Back before Tobey Maguire won himself a pair of red tights, and even before Leonardo Di Caprio and James Cameron attempted to get Peter Parker his own movie, Charlie Sheen was trying to put “Spider-Man” on the big screen.
Talking to Jay Mohr on the podcast Mohr stories (via The Hollywood Reporter), the “Anger Management” star explained that, way back when, he had tried to get Orion Pictures (“Best Seller”, “Silence of the Lambs”, “Dances with Wolves”) to cast him in a “Spider-Man” movie. At the time though – guessing, the late ’80s – comic book movies weren’t considered a viable… anything.
“I had an office at Orion at the time, and I brought them Spider-Man,” the “Anger Management” star said. “I said, ‘Look, in a couple of years, I’ll be too old to play Peter Parker.’ And they said, ‘Yeah, we’re just thinking that cartoons are not the future, comic books are not the future.’ And I said, ‘But it’s Spider-Man, I’m perfect.’ And they were like, ‘Nah, we’re gonna wait.'”
Sheen had some pull at Orion, he had made “Platoon”, “No Man’s Land”, and “Eight Men Out” for them at the time, and would later headline their films “The Arrival” and “Navy SEALS”.
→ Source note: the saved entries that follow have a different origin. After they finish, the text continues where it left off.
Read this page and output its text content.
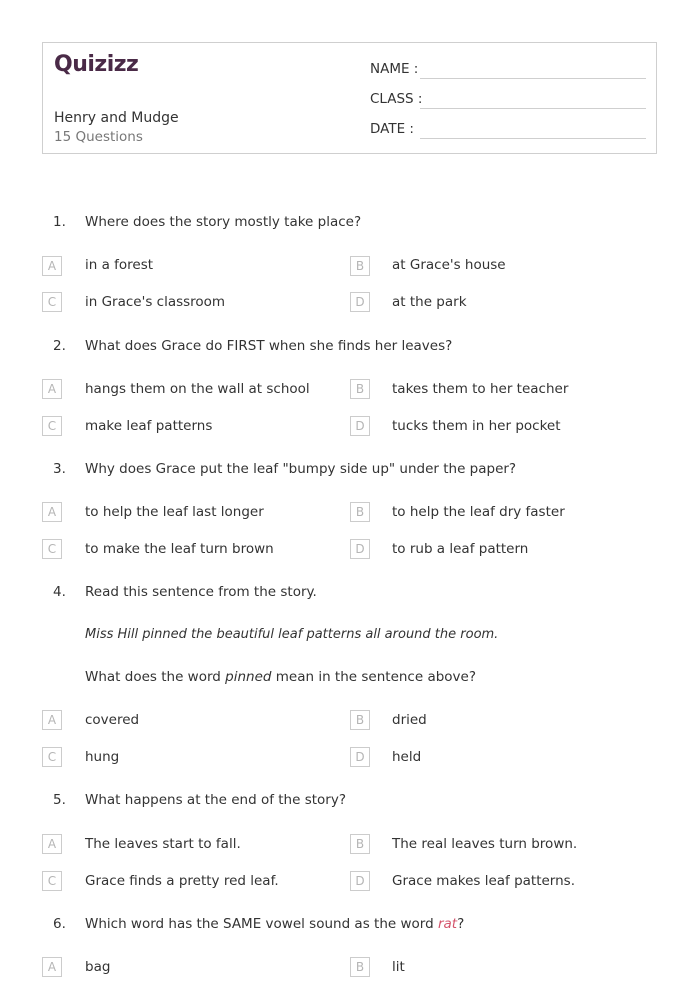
Quizizz
Henry and Mudge
15 Questions
NAME :
CLASS :
DATE :
1. Where does the story mostly take place?
A	in a forest	B	at Grace's house
C	in Grace's classroom	D	at the park
2. What does Grace do FIRST when she finds her leaves?
A	hangs them on the wall at school	B	takes them to her teacher
C	make leaf patterns	D	tucks them in her pocket
3. Why does Grace put the leaf "bumpy side up" under the paper?
A	to help the leaf last longer	B	to help the leaf dry faster
C	to make the leaf turn brown	D	to rub a leaf pattern
4. Read this sentence from the story.
Miss Hill pinned the beautiful leaf patterns all around the room.
What does the word pinned mean in the sentence above?
A	covered	B	dried
C	hung	D	held
5. What happens at the end of the story?
A	The leaves start to fall.	B	The real leaves turn brown.
C	Grace finds a pretty red leaf.	D	Grace makes leaf patterns.
6. Which word has the SAME vowel sound as the word rat?
A	bag	B	lit
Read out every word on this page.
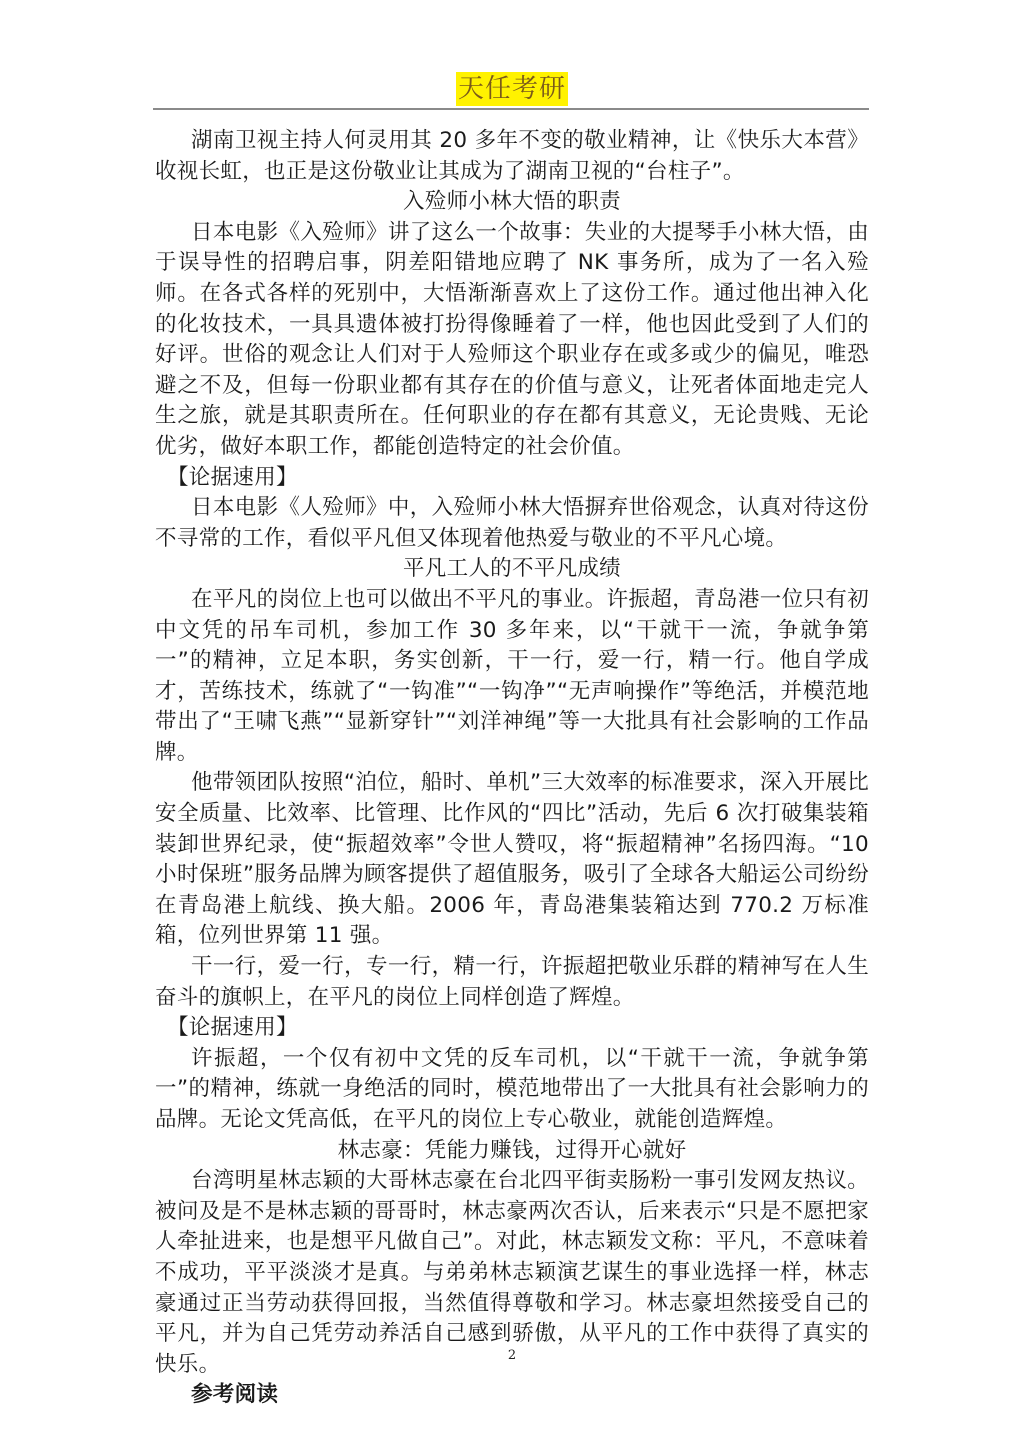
天任考研

湖南卫视主持人何灵用其 20 多年不变的敬业精神，让《快乐大本营》收视长虹，也正是这份敬业让其成为了湖南卫视的“台柱子”。

入殓师小林大悟的职责

日本电影《入殓师》讲了这么一个故事：失业的大提琴手小林大悟，由于误导性的招聘启事，阴差阳错地应聘了 NK 事务所，成为了一名入殓师。在各式各样的死别中，大悟渐渐喜欢上了这份工作。通过他出神入化的化妆技术，一具具遗体被打扮得像睡着了一样，他也因此受到了人们的好评。世俗的观念让人们对于人殓师这个职业存在或多或少的偏见，唯恐避之不及，但每一份职业都有其存在的价值与意义，让死者体面地走完人生之旅，就是其职责所在。任何职业的存在都有其意义，无论贵贱、无论优劣，做好本职工作，都能创造特定的社会价值。

【论据速用】

日本电影《人殓师》中，入殓师小林大悟摒弃世俗观念，认真对待这份不寻常的工作，看似平凡但又体现着他热爱与敬业的不平凡心境。

平凡工人的不平凡成绩

在平凡的岗位上也可以做出不平凡的事业。许振超，青岛港一位只有初中文凭的吊车司机，参加工作 30 多年来，以“干就干一流，争就争第一”的精神，立足本职，务实创新，干一行，爱一行，精一行。他自学成才，苦练技术，练就了“一钩准”“一钩净”“无声响操作”等绝活，并模范地带出了“王啸飞燕”“显新穿针”“刘洋神绳”等一大批具有社会影响的工作品牌。

他带领团队按照“泊位，船时、单机”三大效率的标准要求，深入开展比安全质量、比效率、比管理、比作风的“四比”活动，先后 6 次打破集装箱装卸世界纪录，使“振超效率”令世人赞叹，将“振超精神”名扬四海。“10 小时保班”服务品牌为顾客提供了超值服务，吸引了全球各大船运公司纷纷在青岛港上航线、换大船。2006 年，青岛港集装箱达到 770.2 万标准箱，位列世界第 11 强。

干一行，爱一行，专一行，精一行，许振超把敬业乐群的精神写在人生奋斗的旗帜上，在平凡的岗位上同样创造了辉煌。

【论据速用】

许振超，一个仅有初中文凭的反车司机，以“干就干一流，争就争第一”的精神，练就一身绝活的同时，模范地带出了一大批具有社会影响力的品牌。无论文凭高低，在平凡的岗位上专心敬业，就能创造辉煌。

林志豪：凭能力赚钱，过得开心就好

台湾明星林志颖的大哥林志豪在台北四平街卖肠粉一事引发网友热议。被问及是不是林志颖的哥哥时，林志豪两次否认，后来表示“只是不愿把家人牵扯进来，也是想平凡做自己”。对此，林志颖发文称：平凡，不意味着不成功，平平淡淡才是真。与弟弟林志颖演艺谋生的事业选择一样，林志豪通过正当劳动获得回报，当然值得尊敬和学习。林志豪坦然接受自己的平凡，并为自己凭劳动养活自己感到骄傲，从平凡的工作中获得了真实的快乐。

参考阅读

2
“I had a guy in my pocket who was going to get [the rights] for me,” he assured Mohr, adding that Orion had no idea how to run a movie company (which would explain why they’d go bankrupt a few years later), “They didn’t know shit.”
Sheen may have been right. Because a year or so after his plea to play Parker, Warner Bros comes out with Tim Burton’s “Batman” – – one of the highest-grossing ‘comic book’ movies of all time.
Canon Pictures, shortly after the release of “Batman”, attempted to get a filmish incarnation of “Spider-Man” off the ground. They had until April of 1990 to make a film version or the rights would revert to Marvel. Canon worked with a number of filmmkaers on trying to make it happen, including Tobe Hooper and Joseph Zito (Zito even had Tom Cruise interested at one stage). The last person to work on the Canon version of “Spider-Man” would be “Cyborg” director Albert Pyun.
Pyun’s low-budget ($6m) take on the comic-book blockbuster nearly happened, too. They had built the sets for the film in Wilmington, North Carolina, and had costumes and props ready to go. And I believe the only reason it didn’t happen was because Canon had bounced the rights cheque to Marvel, so Marvel was able to walk in and reacquire the film rights.
“Spider-Man” would ultimately return to the screen – for the first time since the TV series and telemovies, starring Nicholas Hammond in the title role – in 2002, with Sam Raimi at the helm and Tobey Maguire donning sticking digits.
Ironically, Charlie’s father Martin Sheen played ‘Uncle Ben’ in this year’s “Amazing Spider-Man”.